Solution 13.3

Accounting concepts are broad basic assumptions, which form the basis of the financial accounts of a business. They help ensure transactions are recognised and measured on a uniform basis. 

The Accruals Concept requires that the effects of transactions should be accounted for when they occur and are included in the statements for the periods they relate to.  The accruals concept requires two things

1.    When calculating net profit, expenses should be matched against related revenues.

2.    Net profit is the difference between revenues earned (not necessarily received) and expenses charged (not necessarily paid).  

The Realisation Concept clarifies when a business accounts for a transaction and thus the related profit or loss on the transaction. Effectively the realisation concept tells us when to recognise the profits or loss on a transaction. It states that profits or losses on transactions can only be accounted for when realisation has occurred. 
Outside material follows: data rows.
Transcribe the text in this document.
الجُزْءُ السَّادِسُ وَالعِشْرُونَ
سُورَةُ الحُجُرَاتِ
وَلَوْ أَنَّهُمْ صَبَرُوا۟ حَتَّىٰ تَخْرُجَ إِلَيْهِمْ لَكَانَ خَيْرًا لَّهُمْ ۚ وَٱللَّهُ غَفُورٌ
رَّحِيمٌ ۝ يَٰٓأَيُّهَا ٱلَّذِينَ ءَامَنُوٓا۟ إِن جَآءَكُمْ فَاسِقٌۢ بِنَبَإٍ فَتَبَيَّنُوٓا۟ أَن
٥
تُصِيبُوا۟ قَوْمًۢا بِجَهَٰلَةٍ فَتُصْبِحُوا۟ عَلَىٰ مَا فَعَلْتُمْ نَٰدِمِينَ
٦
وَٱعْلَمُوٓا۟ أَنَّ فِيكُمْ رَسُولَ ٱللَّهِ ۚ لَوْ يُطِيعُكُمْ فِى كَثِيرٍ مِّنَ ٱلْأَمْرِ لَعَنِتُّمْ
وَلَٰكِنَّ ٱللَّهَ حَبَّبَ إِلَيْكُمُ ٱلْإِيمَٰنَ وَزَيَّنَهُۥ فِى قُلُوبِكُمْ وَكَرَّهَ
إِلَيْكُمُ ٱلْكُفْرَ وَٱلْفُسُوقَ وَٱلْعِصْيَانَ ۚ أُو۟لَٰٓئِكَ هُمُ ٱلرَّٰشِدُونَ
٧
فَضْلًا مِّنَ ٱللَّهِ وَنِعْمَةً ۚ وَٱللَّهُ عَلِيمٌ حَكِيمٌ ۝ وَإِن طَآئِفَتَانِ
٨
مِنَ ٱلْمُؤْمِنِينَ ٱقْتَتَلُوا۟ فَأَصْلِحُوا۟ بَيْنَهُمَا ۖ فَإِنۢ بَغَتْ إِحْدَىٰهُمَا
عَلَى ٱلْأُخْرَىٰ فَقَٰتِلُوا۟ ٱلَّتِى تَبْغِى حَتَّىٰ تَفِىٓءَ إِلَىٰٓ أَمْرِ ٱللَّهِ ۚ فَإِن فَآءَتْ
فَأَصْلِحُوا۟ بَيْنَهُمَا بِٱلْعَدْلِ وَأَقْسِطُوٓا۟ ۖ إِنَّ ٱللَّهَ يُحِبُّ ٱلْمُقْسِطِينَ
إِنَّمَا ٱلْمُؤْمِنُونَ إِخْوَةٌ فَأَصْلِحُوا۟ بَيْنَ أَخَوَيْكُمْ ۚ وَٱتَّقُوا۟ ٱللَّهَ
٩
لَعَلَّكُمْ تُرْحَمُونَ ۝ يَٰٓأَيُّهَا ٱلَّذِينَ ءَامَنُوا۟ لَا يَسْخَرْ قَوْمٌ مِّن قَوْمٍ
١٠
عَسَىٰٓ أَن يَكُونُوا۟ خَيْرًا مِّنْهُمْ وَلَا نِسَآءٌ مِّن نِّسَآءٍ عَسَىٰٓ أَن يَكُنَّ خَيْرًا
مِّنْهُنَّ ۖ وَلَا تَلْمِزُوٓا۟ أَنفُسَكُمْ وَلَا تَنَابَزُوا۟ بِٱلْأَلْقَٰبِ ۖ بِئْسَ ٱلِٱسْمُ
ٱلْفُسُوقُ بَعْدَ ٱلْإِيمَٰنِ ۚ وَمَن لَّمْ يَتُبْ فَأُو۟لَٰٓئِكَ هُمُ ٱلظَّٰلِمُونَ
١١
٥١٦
Materiality Concept recognises that some transactions are not sufficiently important to waste time and effort in ensuring the correct accounting treatment. Information is considered material if its omission or misstatement could influence the economic decisions of the various user of account. The deciding factor is, if the cost of accounting for a transaction in the correct manner is greater than the value of the transaction, then the amount in question would not be considered material 

The Substance over Legal Form Concept states that if the legal aspect of a transaction is different to the substance of the transaction then the substance of the transaction takes precedent over the legal form. In other words we account for the substance (economic reality) of the transaction, not the legal aspect of it. This concept helps to restrict companies from window dressing their balance sheet and profit and loss account through the use of ‘off balance sheet finance’.